Ne pas confondre Mazâr-e Charif avec Laurel et Hardy. Mazâr-e Charif est afghan, tandis que Laurel et Hardy sont universels. Un point commun tout de même : dans les deux cas, il est question de liberté. Laurel et Hardy ont donné aux spectateurs du monde entier le droit à un rire destructeur, parfois jusqu’à l’anarchie. A Mazâr-e Charif, un jeune journaliste de vingt-trois ans, dénommé Sayed Perwiz Kambakhsh, avait cru aussi que la liberté de s’exprimer aère le cerveau. Mal lui en a pris. Le tribunal l’a condamné à mort. A mort ! Pour avoir reproduit les commentaires d’un site iranien (où apparemment la liberté de penser est plus grande qu’en Afghanistan) à propos de la place de la femme dans le Coran. La femme doit être l’égal de l’homme, écrivait-il. Et puisque l’homme a droit à plusieurs femmes, pourquoi la femme ne pourrait-elle revendiquer un droit équivalent ? Blasphème ! ont tranché les juges du cru en envoyant le jeune homme en enfer. Où il rejoindra Giordano Bruno, Salman Rushdie et quelques autres imprudents à la langue trop pendue. Rôtir en bonne compagnie, est-ce vraiment une consolation ?
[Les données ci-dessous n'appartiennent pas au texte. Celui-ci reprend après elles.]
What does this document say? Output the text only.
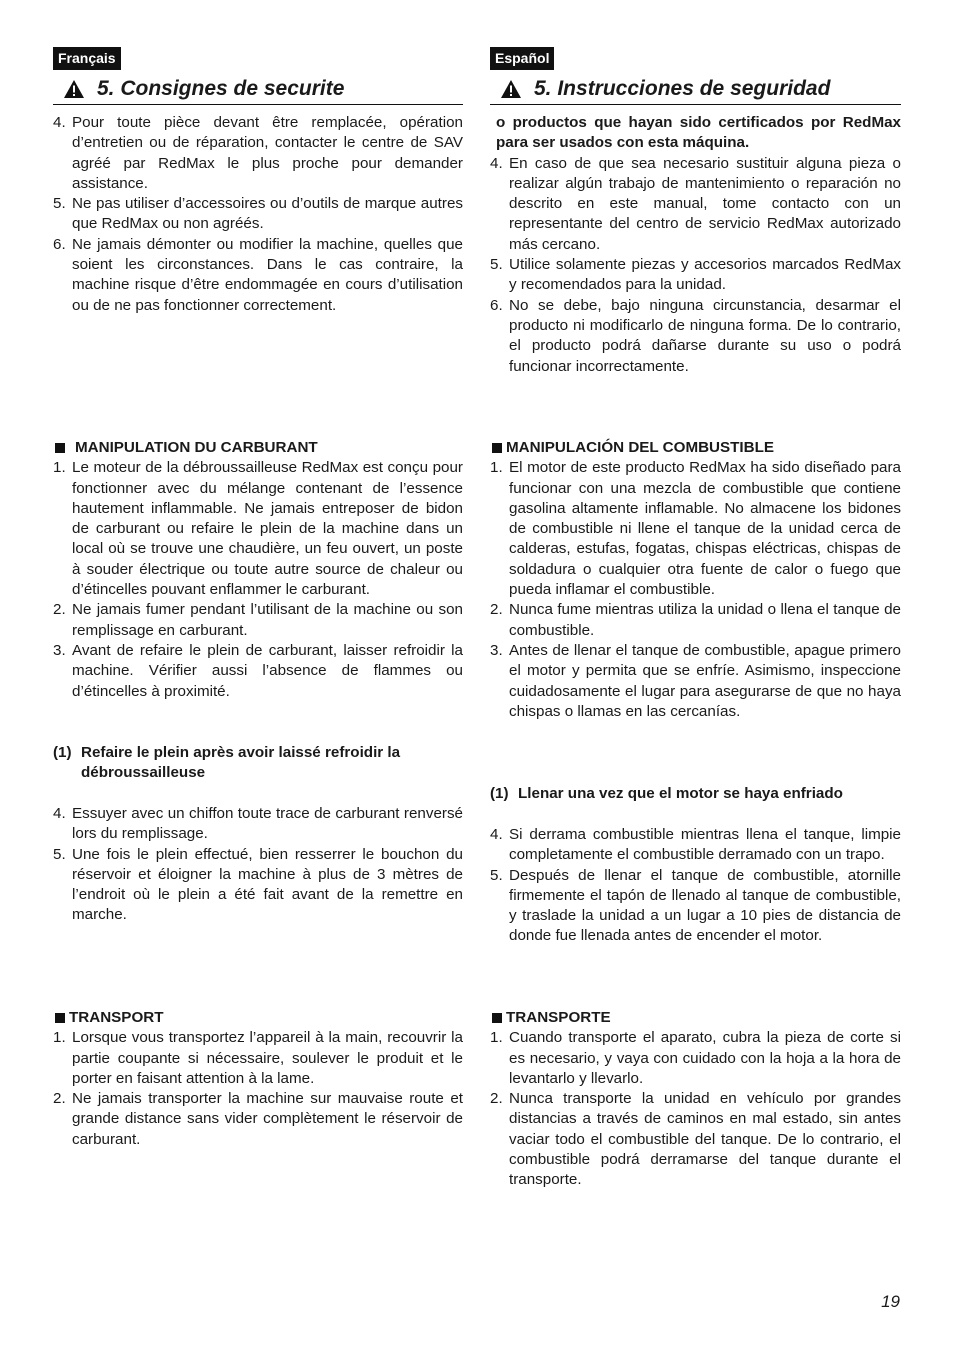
Français
5. Consignes de securite
4. Pour toute pièce devant être remplacée, opération d’entretien ou de réparation, contacter le centre de SAV agréé par RedMax le plus proche pour demander assistance.
5. Ne pas utiliser d’accessoires ou d’outils de marque autres que RedMax ou non agréés.
6. Ne jamais démonter ou modifier la machine, quelles que soient les circonstances. Dans le cas contraire, la machine risque d’être endommagée en cours d’utilisation ou de ne pas fonctionner correctement.
MANIPULATION DU CARBURANT
1. Le moteur de la débroussailleuse RedMax est conçu pour fonctionner avec du mélange contenant de l’essence hautement inflammable. Ne jamais entreposer de bidon de carburant ou refaire le plein de la machine dans un local où se trouve une chaudière, un feu ouvert, un poste à souder électrique ou toute autre source de chaleur ou d’étincelles pouvant enflammer le carburant.
2. Ne jamais fumer pendant l’utilisant de la machine ou son remplissage en carburant.
3. Avant de refaire le plein de carburant, laisser refroidir la machine. Vérifier aussi l’absence de flammes ou d’étincelles à proximité.
(1) Refaire le plein après avoir laissé refroidir la débroussailleuse
4. Essuyer avec un chiffon toute trace de carburant renversé lors du remplissage.
5. Une fois le plein effectué, bien resserrer le bouchon du réservoir et éloigner la machine à plus de 3 mètres de l’endroit où le plein a été fait avant de la remettre en marche.
TRANSPORT
1. Lorsque vous transportez l’appareil à la main, recouvrir la partie coupante si nécessaire, soulever le produit et le porter en faisant attention à la lame.
2. Ne jamais transporter la machine sur mauvaise route et grande distance sans vider complètement le réservoir de carburant.
Español
5. Instrucciones de seguridad
o productos que hayan sido certificados por RedMax para ser usados con esta máquina.
4. En caso de que sea necesario sustituir alguna pieza o realizar algún trabajo de mantenimiento o reparación no descrito en este manual, tome contacto con un representante del centro de servicio RedMax autorizado más cercano.
5. Utilice solamente piezas y accesorios marcados RedMax y recomendados para la unidad.
6. No se debe, bajo ninguna circunstancia, desarmar el producto ni modificarlo de ninguna forma. De lo contrario, el producto podrá dañarse durante su uso o podrá funcionar incorrectamente.
MANIPULACIÓN DEL COMBUSTIBLE
1. El motor de este producto RedMax ha sido diseñado para funcionar con una mezcla de combustible que contiene gasolina altamente inflamable. No almacene los bidones de combustible ni llene el tanque de la unidad cerca de calderas, estufas, fogatas, chispas eléctricas, chispas de soldadura o cualquier otra fuente de calor o fuego que pueda inflamar el combustible.
2. Nunca fume mientras utiliza la unidad o llena el tanque de combustible.
3. Antes de llenar el tanque de combustible, apague primero el motor y permita que se enfríe. Asimismo, inspeccione cuidadosamente el lugar para asegurarse de que no haya chispas o llamas en las cercanías.
(1) Llenar una vez que el motor se haya enfriado
4. Si derrama combustible mientras llena el tanque, limpie completamente el combustible derramado con un trapo.
5. Después de llenar el tanque de combustible, atornille firmemente el tapón de llenado al tanque de combustible, y traslade la unidad a un lugar a 10 pies de distancia de donde fue llenada antes de encender el motor.
TRANSPORTE
1. Cuando transporte el aparato, cubra la pieza de corte si es necesario, y vaya con cuidado con la hoja a la hora de levantarlo y llevarlo.
2. Nunca transporte la unidad en vehículo por grandes distancias a través de caminos en mal estado, sin antes vaciar todo el combustible del tanque. De lo contrario, el combustible podrá derramarse del tanque durante el transporte.
19
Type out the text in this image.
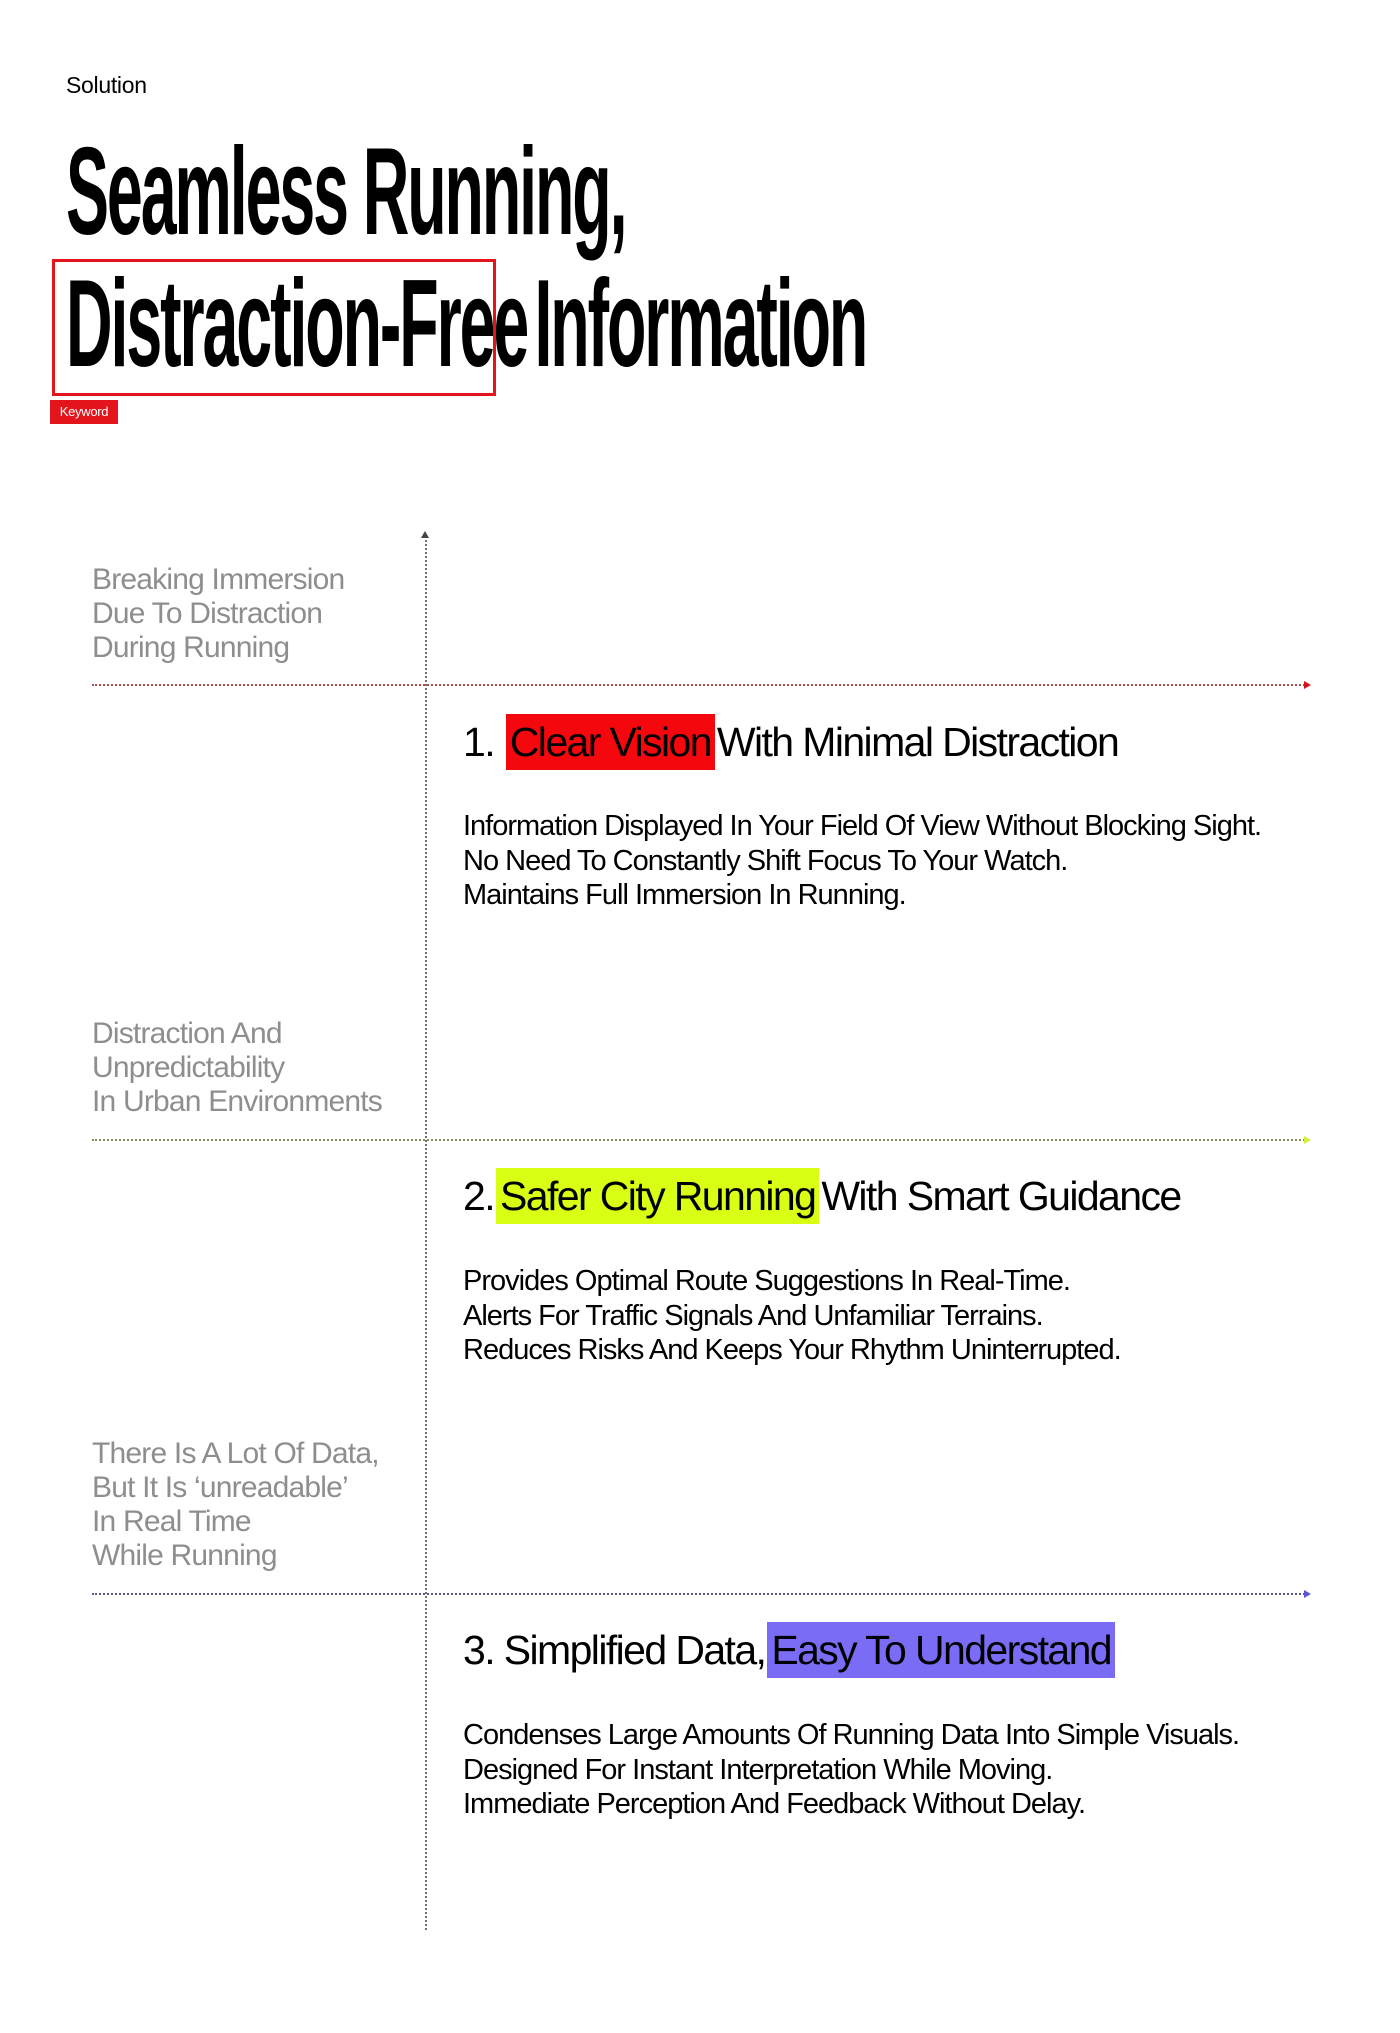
Solution
Seamless Running,
Distraction-FreeInformation
Keyword
Breaking Immersion
Due To Distraction
During Running
Distraction And
Unpredictability
In Urban Environments
There Is A Lot Of Data,
But It Is ‘unreadable’
In Real Time
While Running
1. Clear Vision With Minimal Distraction
Information Displayed In Your Field Of View Without Blocking Sight.
No Need To Constantly Shift Focus To Your Watch.
Maintains Full Immersion In Running.
2. Safer City Running With Smart Guidance
Provides Optimal Route Suggestions In Real-Time.
Alerts For Traffic Signals And Unfamiliar Terrains.
Reduces Risks And Keeps Your Rhythm Uninterrupted.
3. Simplified Data, Easy To Understand
Condenses Large Amounts Of Running Data Into Simple Visuals.
Designed For Instant Interpretation While Moving.
Immediate Perception And Feedback Without Delay.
D’après la météo, il fait à peine zéro degré à Mazâr-e Charif. Le froid ambiant explique sans doute que les juges aient préféré siéger à huit clos (le public qui entre dans la salle d’audience, ce sont des courants d’air garantis) et sans avocat (plus vite terminé, plus vite au chaud devant un bon verre de thé). Selon le président de l’Association des journalistes indépendants d’Afghanistan (rapporté par Reporters sans frontières) Sayed Perwiz Kambakhsh a un autre défaut, un frère, lui aussi plumitif (tous piqués dans cette famille ?) qui a publié des articles critiques dénonçant les abus des seigneurs de la guerre qui mettent la région en coupe réglée.
C’est dans ce sympathique et accueillant pays que débarque un contingent supplémentaire de militaires belges. Certes, notre ministre des affaires étrangères s’est fendu d’une convocation de l’ambassadeur afghan et d’un appel à son gouvernement sur l’air de démocratie et droits de l’homme doivent être respectés (ou au moins veiller à ne pas étaler leurs violations dans la presse). A quoi, les autorités afghanes ont opposé, aussi sec, le respect de la séparation des pouvoirs. Ah ! « L’état de droit », encore un beau cadeau de l’Occident, avec les armes et les 4×4. Pavot, pas pris.
A propos, ne ratez pas le splendide documentaire belge de Dan Alexe « Cabale à Kaboul », images décalées sur les deux derniers Juifs de la capitale afghane qui vivent, en se haïssant, dans une synagogue en ruines. Un film tranchant sur ce pays de nulle part, où la « justice » se rend sous le regard indifférent des soldats de l’OTAN.